The fate of our hospitals was to be decided behind closed doors at a crunch meeting between health bosses yesterday when clinicians from the Better Services Better Value review (BSBV) were expected to recommend which two South West London hospitals should lose their
accident and emergency, maternity unit and children’s wards.

But in a shock development on Tuesday evening, the Wimbledon Guardian learned the
recommendation would be postponed for a second time until at least March.

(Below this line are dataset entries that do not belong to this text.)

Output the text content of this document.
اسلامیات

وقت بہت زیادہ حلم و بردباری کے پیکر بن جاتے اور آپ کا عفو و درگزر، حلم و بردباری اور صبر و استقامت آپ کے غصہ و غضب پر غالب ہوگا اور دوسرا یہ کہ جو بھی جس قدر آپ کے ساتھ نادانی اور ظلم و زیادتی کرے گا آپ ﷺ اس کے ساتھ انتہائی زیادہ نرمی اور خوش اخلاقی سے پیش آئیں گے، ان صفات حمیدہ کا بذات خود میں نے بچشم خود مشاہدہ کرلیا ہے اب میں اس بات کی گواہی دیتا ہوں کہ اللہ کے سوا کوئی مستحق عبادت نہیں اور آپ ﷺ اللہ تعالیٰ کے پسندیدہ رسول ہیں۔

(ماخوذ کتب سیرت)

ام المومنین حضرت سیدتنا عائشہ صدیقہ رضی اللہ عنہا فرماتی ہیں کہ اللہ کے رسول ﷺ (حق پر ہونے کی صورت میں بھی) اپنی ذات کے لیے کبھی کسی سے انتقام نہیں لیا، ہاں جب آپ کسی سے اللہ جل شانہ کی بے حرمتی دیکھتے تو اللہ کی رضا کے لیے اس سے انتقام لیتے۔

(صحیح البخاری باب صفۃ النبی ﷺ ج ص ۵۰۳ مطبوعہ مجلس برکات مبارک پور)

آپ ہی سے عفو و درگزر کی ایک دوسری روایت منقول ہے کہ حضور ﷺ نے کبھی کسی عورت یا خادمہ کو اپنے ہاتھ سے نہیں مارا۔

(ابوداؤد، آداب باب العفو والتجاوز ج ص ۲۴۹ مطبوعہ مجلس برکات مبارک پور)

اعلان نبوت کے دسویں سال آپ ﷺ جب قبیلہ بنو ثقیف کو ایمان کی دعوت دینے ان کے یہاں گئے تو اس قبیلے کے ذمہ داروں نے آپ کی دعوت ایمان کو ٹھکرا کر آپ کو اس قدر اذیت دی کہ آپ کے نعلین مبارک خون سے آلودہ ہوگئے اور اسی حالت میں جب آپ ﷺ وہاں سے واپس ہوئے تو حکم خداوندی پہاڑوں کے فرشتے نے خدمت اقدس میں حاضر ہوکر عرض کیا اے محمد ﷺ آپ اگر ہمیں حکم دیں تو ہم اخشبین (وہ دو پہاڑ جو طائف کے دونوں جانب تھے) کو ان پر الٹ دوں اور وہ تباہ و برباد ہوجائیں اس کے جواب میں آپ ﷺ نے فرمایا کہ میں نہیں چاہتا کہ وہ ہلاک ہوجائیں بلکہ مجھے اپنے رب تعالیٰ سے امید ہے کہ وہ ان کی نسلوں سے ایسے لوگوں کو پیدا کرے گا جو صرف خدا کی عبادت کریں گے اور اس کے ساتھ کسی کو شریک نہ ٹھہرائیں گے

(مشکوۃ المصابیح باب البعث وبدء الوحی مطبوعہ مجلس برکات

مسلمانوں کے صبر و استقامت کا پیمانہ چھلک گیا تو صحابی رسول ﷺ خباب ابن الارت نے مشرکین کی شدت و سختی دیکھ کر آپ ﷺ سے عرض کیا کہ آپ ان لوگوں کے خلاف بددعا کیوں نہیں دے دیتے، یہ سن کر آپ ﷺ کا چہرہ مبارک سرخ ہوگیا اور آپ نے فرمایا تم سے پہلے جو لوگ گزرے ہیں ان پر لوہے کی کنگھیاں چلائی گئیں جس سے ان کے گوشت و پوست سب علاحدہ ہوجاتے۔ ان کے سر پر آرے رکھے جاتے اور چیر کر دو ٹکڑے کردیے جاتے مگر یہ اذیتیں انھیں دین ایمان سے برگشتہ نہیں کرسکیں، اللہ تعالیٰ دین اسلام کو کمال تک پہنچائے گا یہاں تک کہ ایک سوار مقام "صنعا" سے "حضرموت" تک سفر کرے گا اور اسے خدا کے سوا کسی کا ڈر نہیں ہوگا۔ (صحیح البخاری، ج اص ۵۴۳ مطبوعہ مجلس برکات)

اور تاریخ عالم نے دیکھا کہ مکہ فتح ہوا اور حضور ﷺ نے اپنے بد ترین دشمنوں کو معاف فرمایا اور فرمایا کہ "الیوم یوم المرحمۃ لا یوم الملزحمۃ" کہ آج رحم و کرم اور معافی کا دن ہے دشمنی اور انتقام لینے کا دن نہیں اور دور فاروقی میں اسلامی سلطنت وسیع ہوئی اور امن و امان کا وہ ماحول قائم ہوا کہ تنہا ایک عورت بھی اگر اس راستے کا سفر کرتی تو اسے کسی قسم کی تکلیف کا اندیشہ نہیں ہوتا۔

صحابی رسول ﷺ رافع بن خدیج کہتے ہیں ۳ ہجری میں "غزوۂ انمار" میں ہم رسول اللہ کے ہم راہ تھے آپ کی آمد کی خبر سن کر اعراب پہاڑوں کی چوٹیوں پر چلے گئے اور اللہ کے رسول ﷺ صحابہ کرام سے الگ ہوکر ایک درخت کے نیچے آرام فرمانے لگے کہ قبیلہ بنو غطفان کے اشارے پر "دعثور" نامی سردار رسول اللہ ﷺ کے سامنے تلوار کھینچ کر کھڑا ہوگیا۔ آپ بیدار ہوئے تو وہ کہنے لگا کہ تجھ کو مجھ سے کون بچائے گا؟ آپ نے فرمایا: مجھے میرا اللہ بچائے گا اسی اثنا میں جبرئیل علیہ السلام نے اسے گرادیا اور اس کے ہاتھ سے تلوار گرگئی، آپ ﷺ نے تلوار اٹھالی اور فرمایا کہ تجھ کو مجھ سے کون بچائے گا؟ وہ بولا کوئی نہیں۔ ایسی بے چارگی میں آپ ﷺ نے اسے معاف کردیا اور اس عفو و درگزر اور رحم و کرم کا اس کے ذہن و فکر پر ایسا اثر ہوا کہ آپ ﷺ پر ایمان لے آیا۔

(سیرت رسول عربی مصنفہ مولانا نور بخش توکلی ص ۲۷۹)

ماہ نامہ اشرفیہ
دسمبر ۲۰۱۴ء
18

It comes after mounting pressure on BSBV with representatives from Sutton, Surrey, Epsom and Ewell, and Merton Councils calling for the review to be halted.

Despite the stay of execution Epsom, St Helier and Croydon Hospitals remain in the firing line, with all three still under threat of being downgraded.

The first BSBV review was carried out by 60 clinicians at a cost of £2m to the taxpayer and resulted in St Helier’s A&E and maternity unit being earmarked for closure.

Public consultation on the plans was postponed in November at the last minute after clinicians from Surrey raised concerns when Epsom hospital became included in proposals after its planned merger with Ashford and St Peter’s collapsed. 

A slimdown panel of eight “experts” was expected to make their recommendation yesterday, with their scores on 10 options reviewed by 21 patient representatives, GPs and clinicians.

Stephen Hammond, MP for Wimbledon, will meet with Anna Soubry, Parliamentary Under Secretary of State at the Department of Health, next week to discuss the process.

He said: “I hope that if there is any delay it means they are looking at the case to preserve St Helier.

“If the delay is for any other reason that would be very disappointing.

“Clearly the issue will be if this is being delayed because they are considering a matter of substance or a problem with the process itself.”

Siobhain McDonagh, MP for Mitcham Morden, said: “It hardly fills you with confidence and makes you feel like they have no idea what they are doing.

“I’m delighted that they have postponed it because I think what they are trying to do is  impossible, but I’m just a bit worried that no one seems to be in charge of the NHS locally.

“It’s mind boggling the amount of money that’s been wasted on this.

“The more I think about it the more I think we need a bit of democracy in the NHS for people to be publically accountable and then maybe they would be more responsible for taxpayers’ money.”